One day,
men in ties came
to a fisherman’s village.
A little village it was.
On a windy island.
In a snowy land.
The men said
they would bring money.
Loads of it.
If only
they could drill the seas for oil.
Yeah sure
the fish would get hurt
but the money would solve that.
Many were tempted.
The fisherman did not like it.
“Fish," he said softly, aloud, "I'll stay with you until I am dead.”
(free, after a paragraph in Old Man and the Sea)
ALL IMAGES WERE TAKEN IN NORWAY: ANDENES AND BLEIK (VESTERÄLEN), KABELVÅG (LOFOTEN), HAMMERFEST
We depend heavily on fossil fuels, of which the burning is, that is a fact, responsible for 80 percent of the CO2 emissions. Billions of revenues out of fossil fuels are still in the ground, on and offshore and if we want to slow down the sixth extinction process or more euphemistically ‘climate change’, then it should stay that way. Science knows, if we do not succeed, we face a 2 degree rise in global temperature and an exponential Armageddon: frequent floods, water wars, millions of refugees, extreme poverty and deaths on a massive scale. Big Oil, that knows about climate change and their own destructive impact on the planet since the seventies of the previous century, did not act upon it. On the contrary, production since the seventies rose sky-high. The pressure of Big Oil and interested parties on governments and politicians is tremendous now, to dig out all they possibly can in the 30 years to come. Since, in 2050 the whole world should be clear of fossil fuels as an energy source.
Bjornar Nicholaisen is 65 years old. He learned 10 years ago that Statoil, the Norwegian state oil company, wanted to drill the coasts of Lofoten, Vesterälen and Senja for oil and gas. Statoil estimated that there are some 13 billion euros of oil and gas revenues in the sea ground there. It would be a terrible waste, they claimed, for the pension reserves, for Statoil -now called Equinor- and for the region’s employment, to let it go to waste.

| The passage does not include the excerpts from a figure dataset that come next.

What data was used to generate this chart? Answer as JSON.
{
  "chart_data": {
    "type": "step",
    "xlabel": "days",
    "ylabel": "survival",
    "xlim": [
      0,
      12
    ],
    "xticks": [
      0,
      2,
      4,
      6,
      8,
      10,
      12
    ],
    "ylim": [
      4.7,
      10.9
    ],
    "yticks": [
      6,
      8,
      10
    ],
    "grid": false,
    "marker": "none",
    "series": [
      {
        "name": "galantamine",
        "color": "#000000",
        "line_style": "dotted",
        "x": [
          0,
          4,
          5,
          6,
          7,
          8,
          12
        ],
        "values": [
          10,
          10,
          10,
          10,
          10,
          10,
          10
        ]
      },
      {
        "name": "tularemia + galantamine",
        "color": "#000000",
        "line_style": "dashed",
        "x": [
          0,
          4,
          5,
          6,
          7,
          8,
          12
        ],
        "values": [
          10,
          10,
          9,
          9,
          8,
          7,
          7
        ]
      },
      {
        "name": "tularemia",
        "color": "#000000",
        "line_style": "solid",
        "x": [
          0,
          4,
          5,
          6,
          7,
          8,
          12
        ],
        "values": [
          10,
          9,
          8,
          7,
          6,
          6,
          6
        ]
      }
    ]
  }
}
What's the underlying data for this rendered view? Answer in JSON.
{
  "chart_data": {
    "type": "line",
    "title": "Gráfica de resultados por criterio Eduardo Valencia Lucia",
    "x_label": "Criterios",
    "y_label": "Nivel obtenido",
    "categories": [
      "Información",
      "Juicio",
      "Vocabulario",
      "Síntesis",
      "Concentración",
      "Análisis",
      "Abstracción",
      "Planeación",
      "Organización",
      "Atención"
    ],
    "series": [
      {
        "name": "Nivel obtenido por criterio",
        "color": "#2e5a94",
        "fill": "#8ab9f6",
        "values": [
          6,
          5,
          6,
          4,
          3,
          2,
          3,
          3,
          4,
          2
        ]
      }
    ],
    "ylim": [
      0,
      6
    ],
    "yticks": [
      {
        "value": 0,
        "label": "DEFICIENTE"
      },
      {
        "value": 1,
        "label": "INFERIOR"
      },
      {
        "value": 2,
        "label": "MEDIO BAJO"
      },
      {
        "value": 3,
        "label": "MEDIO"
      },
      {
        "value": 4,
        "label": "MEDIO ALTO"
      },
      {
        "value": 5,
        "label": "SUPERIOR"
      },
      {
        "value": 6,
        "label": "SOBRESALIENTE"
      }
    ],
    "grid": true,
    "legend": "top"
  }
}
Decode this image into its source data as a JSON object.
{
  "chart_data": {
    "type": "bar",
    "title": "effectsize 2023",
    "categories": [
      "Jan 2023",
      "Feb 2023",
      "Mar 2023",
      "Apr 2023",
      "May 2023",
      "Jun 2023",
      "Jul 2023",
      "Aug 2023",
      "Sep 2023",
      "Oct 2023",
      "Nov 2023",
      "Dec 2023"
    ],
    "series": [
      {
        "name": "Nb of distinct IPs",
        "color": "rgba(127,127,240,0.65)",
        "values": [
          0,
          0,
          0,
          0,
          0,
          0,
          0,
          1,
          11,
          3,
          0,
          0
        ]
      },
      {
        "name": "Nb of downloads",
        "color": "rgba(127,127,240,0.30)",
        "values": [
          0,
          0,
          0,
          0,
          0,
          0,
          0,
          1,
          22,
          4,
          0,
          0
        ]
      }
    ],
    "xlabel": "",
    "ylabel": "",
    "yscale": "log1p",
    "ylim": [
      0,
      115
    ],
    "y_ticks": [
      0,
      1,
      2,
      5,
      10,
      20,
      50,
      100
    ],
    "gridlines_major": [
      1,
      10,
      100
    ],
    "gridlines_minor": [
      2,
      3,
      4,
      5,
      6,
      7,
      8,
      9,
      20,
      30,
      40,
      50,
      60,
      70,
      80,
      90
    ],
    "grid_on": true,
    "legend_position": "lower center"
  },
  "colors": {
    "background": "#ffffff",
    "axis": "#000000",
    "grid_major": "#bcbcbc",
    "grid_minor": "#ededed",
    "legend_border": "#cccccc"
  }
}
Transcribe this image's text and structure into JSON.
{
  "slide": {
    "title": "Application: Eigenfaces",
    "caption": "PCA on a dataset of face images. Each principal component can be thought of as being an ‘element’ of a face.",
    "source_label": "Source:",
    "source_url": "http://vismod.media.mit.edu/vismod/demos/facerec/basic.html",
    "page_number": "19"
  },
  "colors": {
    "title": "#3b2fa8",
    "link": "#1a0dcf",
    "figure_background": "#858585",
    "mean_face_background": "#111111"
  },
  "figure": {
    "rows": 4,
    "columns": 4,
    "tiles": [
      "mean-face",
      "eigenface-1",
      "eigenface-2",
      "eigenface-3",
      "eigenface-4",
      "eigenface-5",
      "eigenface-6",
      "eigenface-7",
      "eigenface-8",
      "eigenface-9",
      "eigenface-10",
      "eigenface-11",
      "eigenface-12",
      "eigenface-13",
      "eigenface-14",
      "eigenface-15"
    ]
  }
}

Bjornar, a sturdy fellow, not one for big drama, got upset. This location is the only one along the Norwegian shores of the Northern and Norwegian Sea that has not been exploited yet by the oil company. Because of the cod breading places, because of the shallow rifs. With all his energy, the support of his wife and his own money he began to rumble and talk about it, he played the media and did his own little thing. Gradually his actions became noticed, many people chipped in, especially young people. It became a movement, ngo’s took over and in April 2019, the biggest political party in Norway, the Labour Party, traditionally an ally of the oil business because of job promises, decided after many years of fighting this, to change camps: in practice they pledged to permanently keep Lofoten, Vesterälen and Senja oil-free. Great outcome, thanks to one man’s guts.